7 Tips Memulai Bisnis Online Produk Kecantikan untuk Pemula

Rahmi Anjani - wolipop Rabu, 21 Okt 2020 08:05 WIB
Woman applying facial mask Foto: Thinkstock
Jakarta -

Belakangan banyak orang beralih berjualan online. Kamu yang suka dunia kecantikan mungkin terinspirasi untuk berbisnis produk kosmetik. Bisnis ini layak dipertimbangkan mengingat tren penjualan makeup dan skincare cenderung masih stabil selama pandemi. Founder 101red, Christina Lie, pun memberikan tips berbisnis online yang bisa diterapkan pemula untuk memulai usaha jual produk kecantikan.

Dalam workshop bisnis virtual Festival Ide Bisnis yang diadakan detikcom, Christina Lie membagikan ilmu dan pengalamannya mengenai bisnis online. Dalam paparannya pada Selasa, (20/10/2020), Christina mengatakan jika potensi produk kecantikan selalu mengalami peningkatan setiap tahunnya. Meski begitu, ada beberapa hal yang perlu dipertimbangkan sebelum terjun berbisnis produk skincare atau makeup.

1. Ketahui Problema Kulit
Sebelum terjun ke bisnis kecantikan, salah satu tips penting yang perlu diketahui adalah melakukan riset terhadap kebutuhan dan tentunya pasar. Kamu perlu tahu apa yang menjadi permasalahan kulit banyak orang dan bagaimana solusinya. Menurutnya, rata-rata orang Indonesia mencari perawatan kulit bebas jerawat dan mencerahkan. Christina Lie pun menyarankan agar calon pebisnis mencari sesuatu yang lebih spesifik agar bisa jadi 'ikan besar di kolam kecil'.

2. Mengenal Tren di 2020
Christina juga sempat membahas mengenai tren kecantikan di 2020 yang bisa menjadi inspirasi bisnis produk kecantikan.

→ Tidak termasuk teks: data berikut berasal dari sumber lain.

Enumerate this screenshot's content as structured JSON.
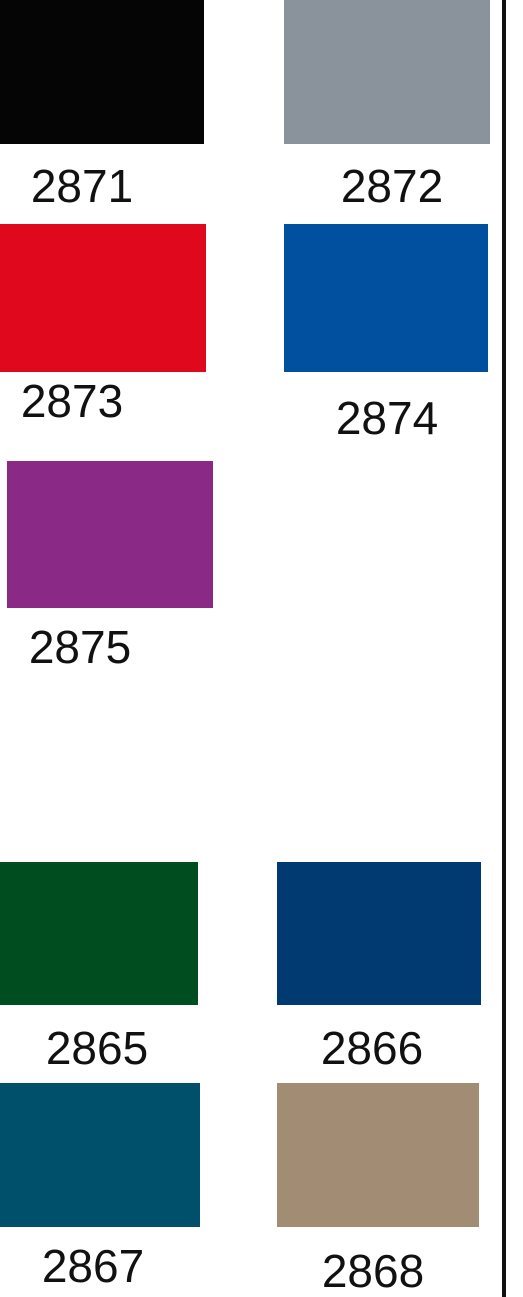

Menurutnya, tren wajah glowing di 2019 sudah tidak terlalu diminati setelah banyak wanita merasa kurang cocok dengan iklim Indonesia.

"Di 2019 tren glowing yang kesannya mengkilat makanya cushion laris tapi karena tidak sesuai dengan iklim di Indonesia jadi sekarang trennya glowing yang tidak kusam dan bebas jerawat. Industri makeup yang tadinya merilis produk untuk glowing mulai larinya ke natural finish, tahun ini skincare kulit sensitif tahun juga gencar," kata Christina.

3. Media Sosial
Bukan rahasia lagi jika media sosial memegang peranan penting dalam bisnis kecantikan. Christina pun mengatakan jika kebanyakan wanita melihat referensi kosmetik dari para influencer karena itu pasang endorsement patut diusahakan. Selain itu, wanita juga lebih senang belanja online karena berasumsi lebih murah. Sedangkan untuk pria, masih banyak dari mereka yang lebih percaya pendapat keluarga atau teman.

4. Perhatikan Usia
Salah satu tips bisnis online untuk produk kecantikan yang patut diperhatikan adalah target usia. Sesuaikan target usia produk yang dijual dengan di mana kamu memasarkan produk. Jika target yang dituju orang-orang berusia 36 tahun ke atas, disarankan untuk menggunakan Facebook dari pada Instagram.

5. Produk yang Diminati
Berdasarkan data, ada beberapa produk kecantikan yang selalu diminati pelanggan ketika membeli di situs belanja. Item-item itu adalah toner, essence, serum, dan clay mask. Hal ini juga jadi pertimbangan ketika meluncurkan atau menyediakan produk. "Kenapa selalu ada serum? Karena cewek males ribet, mereka berpikir dengan serum tidak perlu lagi toner, essence, dan lain-lain," tuturnya.

6. Manfaatkan Google Trend
Untuk mencari tahu apa yang pelanggan butuhkan, disarankan untuk membaca tren dari Google Trend. Dari sana, kamu mungkin bisa menemukan inspirasi berdasarkan data bukan asumsi. "Banyak orang berasumsi wanita tidak butuh lipstik saat pandemi. Tapi saat diriset grafik lipstik itu naik belakangan ini dibanding eyeliner atau maskara. Padahalnya secara logika orang akan pakai produk mata karena menggunakan masker,"

7. Kolaborasi dengan Influencer
Seperti yang sebelumnya disebutkan, wanita lebih percaya pada influencer dari pada teman atau keluarga untuk urusan kecantikan. Karena itu, bekerja sama dengan influencer baik dilakukan meski belum bisa meng-endorse mereka yang sudah sangat terkenal. Testimoni dari influencer bisa dijadikan tabungan untuk menarik pelanggan.